Chapter 5. Troubleshooting cluster deployments

This document describes how to troubleshoot cluster deployment errors.

5.1. Obtaining information on a failed cluster

If a cluster deployment fails, the cluster is put into an "error" state.

Procedure

Run the following command to get more information:

$ rosa describe cluster -c <my_cluster_name> --debug

5.2. Failing to create a cluster with an osdCcsAdmin error

If a cluster creation action fails, you can receive the following error message.

Example output

Failed to create cluster: Unable to create cluster spec: Failed to get access keys for user 'osdCcsAdmin': NoSuchEntity: The user with name osdCcsAdmin cannot be found.

Procedure

To fix this issue:

  1. Delete the stack:

    $ rosa init --delete
  2. Reinitialize your account:

    $ rosa init

5.3. Creating the Elastic Load Balancing (ELB) service-linked role

If you have not created a load balancer in your AWS account, it is possible that the service-linked role for Elastic Load Balancing (ELB) might not exist yet. You may receive the following error:

Error: Error creating network Load Balancer: AccessDenied: User: arn:aws:sts::xxxxxxxxxxxx:assumed-role/ManagedOpenShift-Installer-Role/xxxxxxxxxxxxxxxxxxx is not authorized to perform: iam:CreateServiceLinkedRole on resource: arn:aws:iam::xxxxxxxxxxxx:role/aws-service-role/elasticloadbalancing.amazonaws.com/AWSServiceRoleForElasticLoadBalancing"

Procedure

To resolve this issue, ensure that the role exists on your AWS account. If not, create this role with the following command:

aws iam get-role --role-name "AWSServiceRoleForElasticLoadBalancing" || aws iam create-service-linked-role --aws-service-name "elasticloadbalancing.amazonaws.com"
Note

This command only needs to be executed once per account.

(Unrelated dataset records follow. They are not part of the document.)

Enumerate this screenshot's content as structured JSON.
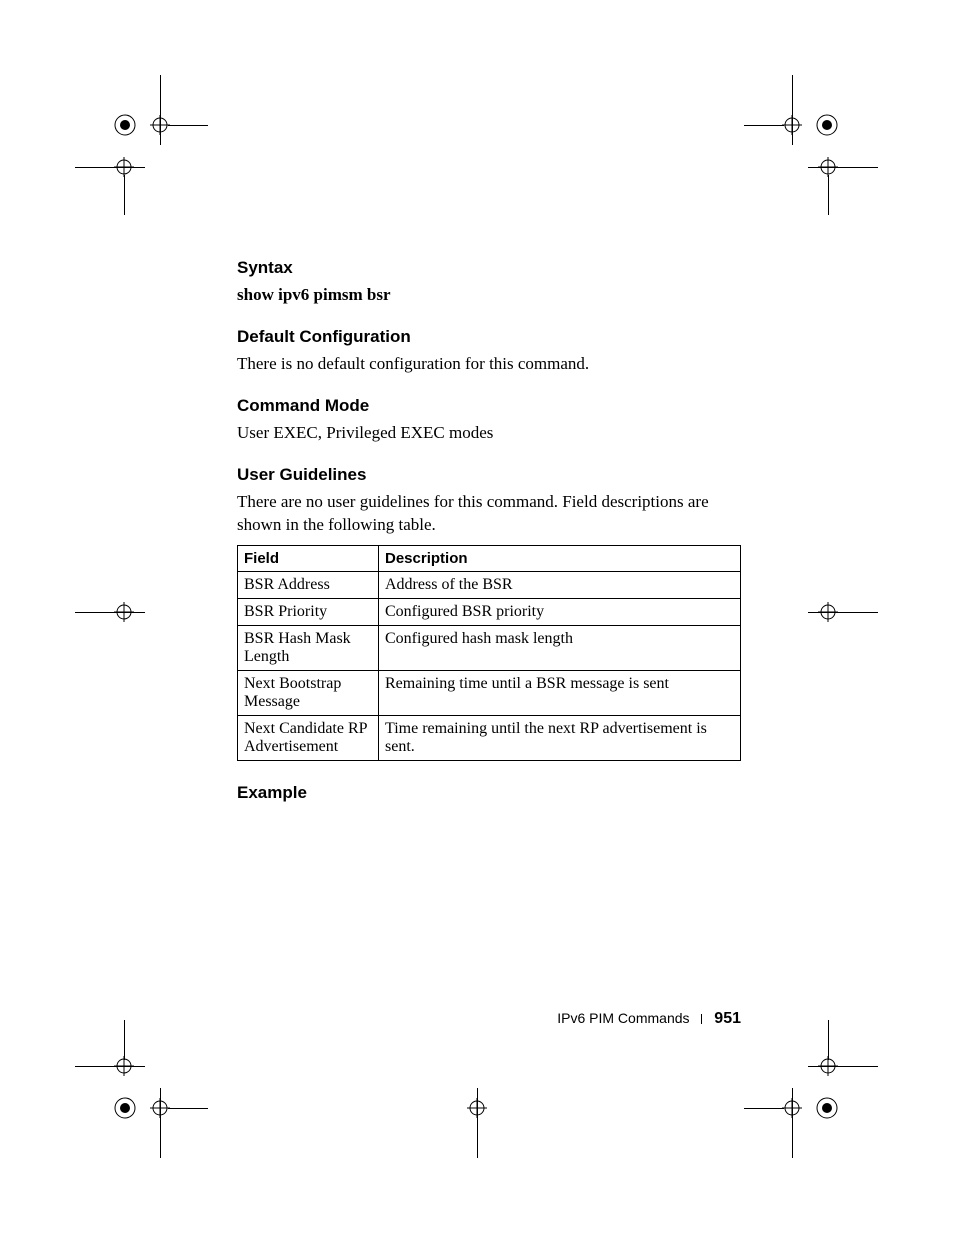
{
  "sections": {
    "syntax": {
      "heading": "Syntax",
      "body": "show ipv6 pimsm bsr"
    },
    "default_config": {
      "heading": "Default Configuration",
      "body": "There is no default configuration for this command."
    },
    "command_mode": {
      "heading": "Command Mode",
      "body": "User EXEC, Privileged EXEC modes"
    },
    "user_guidelines": {
      "heading": "User Guidelines",
      "body": "There are no user guidelines for this command. Field descriptions are shown in the following table."
    },
    "example": {
      "heading": "Example"
    }
  },
  "table": {
    "headers": {
      "field": "Field",
      "description": "Description"
    },
    "rows": [
      {
        "field": "BSR Address",
        "description": "Address of the BSR"
      },
      {
        "field": "BSR Priority",
        "description": "Configured BSR priority"
      },
      {
        "field": "BSR Hash Mask Length",
        "description": "Configured hash mask length"
      },
      {
        "field": "Next Bootstrap Message",
        "description": "Remaining time until a BSR message is sent"
      },
      {
        "field": "Next Candidate RP Advertisement",
        "description": "Time remaining until the next RP advertisement is sent."
      }
    ]
  },
  "footer": {
    "chapter": "IPv6 PIM Commands",
    "page_number": "951"
  }
}
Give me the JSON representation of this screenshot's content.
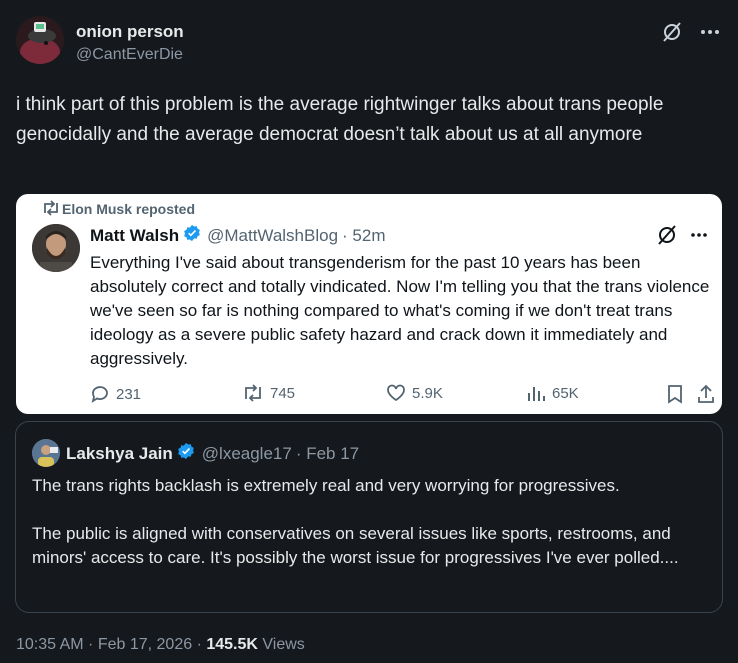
{
  "author": {
    "display_name": "onion person",
    "handle": "@CantEverDie"
  },
  "post": {
    "text": "i think part of this problem is the average rightwinger talks about trans people genocidally and the average democrat doesn’t talk about us at all anymore"
  },
  "embedded": {
    "repost_label": "Elon Musk reposted",
    "author_name": "Matt Walsh",
    "author_handle": "@MattWalshBlog",
    "time": "· 52m",
    "text": "Everything I've said about transgenderism for the past 10 years has been absolutely correct and totally vindicated. Now I'm telling you that the trans violence we've seen so far is nothing compared to what's coming if we don't treat trans ideology as a severe public safety hazard and crack down it immediately and aggressively.",
    "replies": "231",
    "reposts": "745",
    "likes": "5.9K",
    "views": "65K"
  },
  "quoted": {
    "author_name": "Lakshya Jain",
    "author_handle": "@lxeagle17",
    "time": "· Feb 17",
    "paragraph1": "The trans rights backlash is extremely real and very worrying for progressives.",
    "paragraph2": "The public is aligned with conservatives on several issues like sports, restrooms, and minors' access to care. It's possibly the worst issue for progressives I've ever polled...."
  },
  "footer": {
    "timestamp": "10:35 AM · Feb 17, 2026 · ",
    "views_count": "145.5K",
    "views_label": " Views"
  },
  "colors": {
    "background": "#15181c",
    "verified": "#1d9bf0"
  }
}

5.4. Repairing a cluster that cannot be deleted

In specific cases, the following error appears in OpenShift Cluster Manager Hybrid Cloud Console if you attempt to delete your cluster.

Error deleting cluster
CLUSTERS-MGMT-400: Failed to delete cluster <hash>: sts_user_role is not linked to your account. sts_ocm_role is linked to your organization <org number> which requires sts_user_role to be linked to your Red Hat account <account ID>.Please create a user role and link it to the account: User Account <account ID> is not authorized to perform STS cluster operations

Operation ID: b0572d6e-fe54-499b-8c97-46bf6890011c

If you try to delete your cluster from the CLI, the following error appears.

E: Failed to delete cluster <hash>: sts_user_role is not linked to your account. sts_ocm_role is linked to your organization <org_number> which requires sts_user_role to be linked to your Red Hat account <account_id>.Please create a user role and link it to the account: User Account <account ID> is not authorized to perform STS cluster operations

This error occurs when the user-role is unlinked or deleted.

Procedure

  1. Run the following command to create the user-role IAM resource:

    $ rosa create user-role
  2. After you see that the role has been created, you can delete the cluster. The following confirms that the role was created and linked:

    I: Successfully linked role ARN <user role ARN> with account <account ID>